How Substitutable are Native- and Foreign-born Workers? Wage Effects from STEM In-flow with John V. Winters.
We study heterogeneity in the effect of immigrant labor supply on native wages in the United States using quasi-experimental variation induced by the Immigration Act of 1990. The Act quickly and substantially increased the number of immigrant workers in STEM occupations. Using CPS data, we find short-run policy effects of reduced wages for more substitutable workers but increased wages for more complementary workers. We analyze long-term effects of the policy using administrative earnings data and find smaller long-run effects.
Are There Benefits to Participating in High School Athletics? with Michael R Ransom.
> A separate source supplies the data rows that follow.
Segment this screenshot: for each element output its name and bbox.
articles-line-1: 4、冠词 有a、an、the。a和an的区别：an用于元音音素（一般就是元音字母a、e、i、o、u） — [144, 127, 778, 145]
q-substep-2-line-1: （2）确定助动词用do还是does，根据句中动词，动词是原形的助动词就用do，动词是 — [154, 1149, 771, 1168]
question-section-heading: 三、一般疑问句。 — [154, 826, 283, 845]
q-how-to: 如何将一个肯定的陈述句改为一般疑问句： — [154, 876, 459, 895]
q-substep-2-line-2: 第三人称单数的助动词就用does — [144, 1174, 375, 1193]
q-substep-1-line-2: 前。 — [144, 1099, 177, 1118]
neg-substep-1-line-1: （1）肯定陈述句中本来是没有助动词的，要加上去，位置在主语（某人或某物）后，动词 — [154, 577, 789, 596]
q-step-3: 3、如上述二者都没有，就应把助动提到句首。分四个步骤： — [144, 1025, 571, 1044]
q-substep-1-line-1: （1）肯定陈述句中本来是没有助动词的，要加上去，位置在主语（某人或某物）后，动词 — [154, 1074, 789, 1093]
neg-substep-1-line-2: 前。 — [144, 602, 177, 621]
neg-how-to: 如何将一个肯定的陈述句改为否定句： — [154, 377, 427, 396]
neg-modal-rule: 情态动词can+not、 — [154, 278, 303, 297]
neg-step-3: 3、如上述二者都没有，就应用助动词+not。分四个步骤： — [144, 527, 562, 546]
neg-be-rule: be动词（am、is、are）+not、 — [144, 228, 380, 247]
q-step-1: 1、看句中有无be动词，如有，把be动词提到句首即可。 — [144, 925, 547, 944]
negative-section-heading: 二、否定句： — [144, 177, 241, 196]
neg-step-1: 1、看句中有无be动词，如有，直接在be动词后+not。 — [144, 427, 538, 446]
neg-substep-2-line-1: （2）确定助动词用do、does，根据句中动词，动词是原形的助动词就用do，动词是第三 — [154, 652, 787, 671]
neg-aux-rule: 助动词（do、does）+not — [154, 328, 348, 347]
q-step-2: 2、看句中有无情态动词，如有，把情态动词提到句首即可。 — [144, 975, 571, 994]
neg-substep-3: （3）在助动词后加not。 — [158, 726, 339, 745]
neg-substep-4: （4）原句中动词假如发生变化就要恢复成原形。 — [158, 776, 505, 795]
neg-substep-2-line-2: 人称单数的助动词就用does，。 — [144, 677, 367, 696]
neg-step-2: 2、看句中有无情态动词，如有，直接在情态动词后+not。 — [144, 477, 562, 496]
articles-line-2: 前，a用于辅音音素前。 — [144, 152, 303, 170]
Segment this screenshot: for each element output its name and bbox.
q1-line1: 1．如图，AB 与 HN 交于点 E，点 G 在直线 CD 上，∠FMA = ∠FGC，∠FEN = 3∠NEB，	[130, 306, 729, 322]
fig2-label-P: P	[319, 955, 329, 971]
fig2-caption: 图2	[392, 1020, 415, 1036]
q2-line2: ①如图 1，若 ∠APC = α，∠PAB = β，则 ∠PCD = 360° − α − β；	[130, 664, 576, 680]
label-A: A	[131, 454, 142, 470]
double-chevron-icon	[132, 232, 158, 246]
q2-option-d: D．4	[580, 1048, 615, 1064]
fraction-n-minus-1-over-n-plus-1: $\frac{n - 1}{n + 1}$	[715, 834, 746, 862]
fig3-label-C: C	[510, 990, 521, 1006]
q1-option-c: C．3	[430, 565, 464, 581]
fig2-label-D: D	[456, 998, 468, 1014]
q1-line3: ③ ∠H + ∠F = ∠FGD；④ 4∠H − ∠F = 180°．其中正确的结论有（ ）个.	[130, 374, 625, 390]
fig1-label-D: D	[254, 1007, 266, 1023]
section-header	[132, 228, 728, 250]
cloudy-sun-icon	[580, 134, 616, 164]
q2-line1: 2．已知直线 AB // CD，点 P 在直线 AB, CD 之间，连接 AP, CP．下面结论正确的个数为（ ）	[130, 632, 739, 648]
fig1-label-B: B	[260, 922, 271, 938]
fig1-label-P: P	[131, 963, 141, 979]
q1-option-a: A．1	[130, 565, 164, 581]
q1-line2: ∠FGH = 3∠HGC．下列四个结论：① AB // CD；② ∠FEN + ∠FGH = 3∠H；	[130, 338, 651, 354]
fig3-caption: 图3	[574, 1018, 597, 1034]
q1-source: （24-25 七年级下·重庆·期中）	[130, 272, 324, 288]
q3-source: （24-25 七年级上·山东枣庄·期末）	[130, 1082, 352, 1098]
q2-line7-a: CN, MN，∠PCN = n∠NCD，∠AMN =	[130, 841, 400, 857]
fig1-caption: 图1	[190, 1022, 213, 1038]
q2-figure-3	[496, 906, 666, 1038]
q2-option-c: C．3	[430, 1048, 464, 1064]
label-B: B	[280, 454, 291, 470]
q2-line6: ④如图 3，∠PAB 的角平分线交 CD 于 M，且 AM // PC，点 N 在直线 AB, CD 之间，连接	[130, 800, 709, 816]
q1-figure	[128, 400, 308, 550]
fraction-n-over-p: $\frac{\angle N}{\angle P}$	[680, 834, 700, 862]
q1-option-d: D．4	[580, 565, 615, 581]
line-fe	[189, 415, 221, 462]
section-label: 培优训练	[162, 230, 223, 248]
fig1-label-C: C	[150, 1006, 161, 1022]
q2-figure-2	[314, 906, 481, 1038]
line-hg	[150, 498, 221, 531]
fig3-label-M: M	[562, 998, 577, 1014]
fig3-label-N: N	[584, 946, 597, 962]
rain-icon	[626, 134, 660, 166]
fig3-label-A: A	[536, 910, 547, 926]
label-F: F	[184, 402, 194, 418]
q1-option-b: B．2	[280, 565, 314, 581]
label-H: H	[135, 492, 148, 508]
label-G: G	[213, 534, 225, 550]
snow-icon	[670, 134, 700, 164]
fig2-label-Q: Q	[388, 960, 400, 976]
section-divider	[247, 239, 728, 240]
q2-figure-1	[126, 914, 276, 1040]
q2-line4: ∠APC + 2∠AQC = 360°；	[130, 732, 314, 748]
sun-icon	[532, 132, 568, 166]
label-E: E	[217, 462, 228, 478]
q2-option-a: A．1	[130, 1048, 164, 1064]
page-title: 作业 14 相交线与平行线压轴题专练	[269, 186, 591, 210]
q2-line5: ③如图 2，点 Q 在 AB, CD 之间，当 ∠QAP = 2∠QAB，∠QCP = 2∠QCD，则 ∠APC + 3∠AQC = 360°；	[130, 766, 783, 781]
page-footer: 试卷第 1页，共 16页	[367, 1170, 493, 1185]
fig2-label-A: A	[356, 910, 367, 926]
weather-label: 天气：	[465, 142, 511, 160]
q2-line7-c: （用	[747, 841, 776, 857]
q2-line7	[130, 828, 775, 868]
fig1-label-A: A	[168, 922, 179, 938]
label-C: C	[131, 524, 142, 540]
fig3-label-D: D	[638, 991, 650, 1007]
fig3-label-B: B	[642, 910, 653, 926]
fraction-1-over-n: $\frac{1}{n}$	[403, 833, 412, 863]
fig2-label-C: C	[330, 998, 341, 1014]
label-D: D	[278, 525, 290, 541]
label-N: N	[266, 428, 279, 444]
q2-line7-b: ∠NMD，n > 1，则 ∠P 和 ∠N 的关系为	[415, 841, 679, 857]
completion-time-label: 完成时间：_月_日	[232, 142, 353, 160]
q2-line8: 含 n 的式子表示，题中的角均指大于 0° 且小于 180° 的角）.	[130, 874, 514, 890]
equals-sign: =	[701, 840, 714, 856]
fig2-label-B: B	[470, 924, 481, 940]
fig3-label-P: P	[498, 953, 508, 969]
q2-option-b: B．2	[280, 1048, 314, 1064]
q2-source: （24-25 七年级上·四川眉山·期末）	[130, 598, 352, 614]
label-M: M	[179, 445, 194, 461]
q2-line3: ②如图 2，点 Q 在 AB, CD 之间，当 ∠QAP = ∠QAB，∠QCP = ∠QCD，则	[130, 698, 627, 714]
We examine the extent to which participation in high school athletics has positive effects on future education and labor market outcomes. Due to the scarcity of plausible instruments for athletics participation, we use recently developed methods that relate selection on observables with selection on unobservables to bound the educational and labor market effects of high school athletics participation. Using three separate nationally representative longitudinal datasets that link high school athletics participation with higher education and the labor market, we find little evidence of any individual economic benefit to athletes: once accounting for selection, high school athletes are no more likely to attend college, earn higher wages, or participate in the labor force.